Creative Director Anthony Van Laast, who choreographed the megahit MAMMA MIA and that weird, Armani-heavy JESUS CHRIST SUPERTAR Broadway flop of a few seasons back, has shaped an old-fashioned theater piece out of the DC Comics oeuvre with help from TV scribe Allan Heinberg and co-Director James Powell.  It’s a pantomime– that fun-for-the-whole-family theater tradition of Van Laast’s UK youth– a morality play with characters like Puss In Boots and lots of leering bad-guys waving delightedly to the audience before they meet their fates.

No wonder it’s touring during the holidays.

But this throwback to English music hall has a cool Batmobile that makes a nice screeching entrance; ever-changing scenery, artfully rendered on a 105 foot screen by video producer Sam Pattinson and his crew; and a big symphonic score by James Seymour Brett, who orchestrated previous Sprint visitor “Walking With Dinosaurs” (still humming that score?).

Something called The Circus Space–sort of a Cirque DuSoleil training ground in London– provides plenty of high wire spectacle, first introducing Dick’s aerialist parents (cut down in the prime of life by the Joker), then staging flying fisticuffs between Batman and Catwoman, Batman and the Joker, etc.  So keep you head up.
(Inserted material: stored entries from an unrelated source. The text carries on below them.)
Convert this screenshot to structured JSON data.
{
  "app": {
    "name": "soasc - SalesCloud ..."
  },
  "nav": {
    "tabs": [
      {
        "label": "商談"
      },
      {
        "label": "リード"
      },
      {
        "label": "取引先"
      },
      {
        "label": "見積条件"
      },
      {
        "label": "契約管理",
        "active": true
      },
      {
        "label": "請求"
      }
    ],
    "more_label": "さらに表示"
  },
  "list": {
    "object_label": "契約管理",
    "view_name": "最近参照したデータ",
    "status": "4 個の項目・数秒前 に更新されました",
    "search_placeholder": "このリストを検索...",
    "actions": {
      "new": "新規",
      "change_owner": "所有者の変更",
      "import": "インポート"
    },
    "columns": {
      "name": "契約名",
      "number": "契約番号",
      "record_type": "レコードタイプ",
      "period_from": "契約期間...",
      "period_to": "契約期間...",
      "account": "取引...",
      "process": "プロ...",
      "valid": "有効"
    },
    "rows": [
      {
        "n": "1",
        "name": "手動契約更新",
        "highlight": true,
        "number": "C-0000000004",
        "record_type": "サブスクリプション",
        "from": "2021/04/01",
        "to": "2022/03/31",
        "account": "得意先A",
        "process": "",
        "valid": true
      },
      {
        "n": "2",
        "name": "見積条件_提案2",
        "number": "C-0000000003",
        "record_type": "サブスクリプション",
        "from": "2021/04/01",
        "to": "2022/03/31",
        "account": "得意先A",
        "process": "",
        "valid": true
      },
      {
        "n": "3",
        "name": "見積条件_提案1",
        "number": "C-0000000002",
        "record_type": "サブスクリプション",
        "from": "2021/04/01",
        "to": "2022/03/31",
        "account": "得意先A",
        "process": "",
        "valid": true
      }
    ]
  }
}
Judging by the Friday matinee crowd with whom I saw the show, BATMAN LIVE’s producers are banking on the Disney on Ice family audience. Most of the material is above the little tykes. Batman’s finale lip lock with Catwoman–in fact, the whole arc of their relationship— plays more like a CW dramedy than a Nickelodeon half hour.

Though there’s musical accompaniment throughout, nobody sings a song, which seemed an oversight to me. Several pregnant pauses provided the perfect opportunity to break into ballad. Yeah, it would have lost the little ones, who were already fidgeting enough. But you could see the possibilities.

I liked the notorious SPIDER-MAN on Broadway; of course, that show is a musical, complete with score by Bono and the Edge.

Sitting there in the Sprint stands, it struck me that that huge production– all the flying, bigger-than-life scenic elements– may never make it to the Kauffman or the Music Hall. But. like BATMAN LIVE,  it could be coming to an arena near you.

Let’s hope WAITING FOR GODOT doesn’t follow.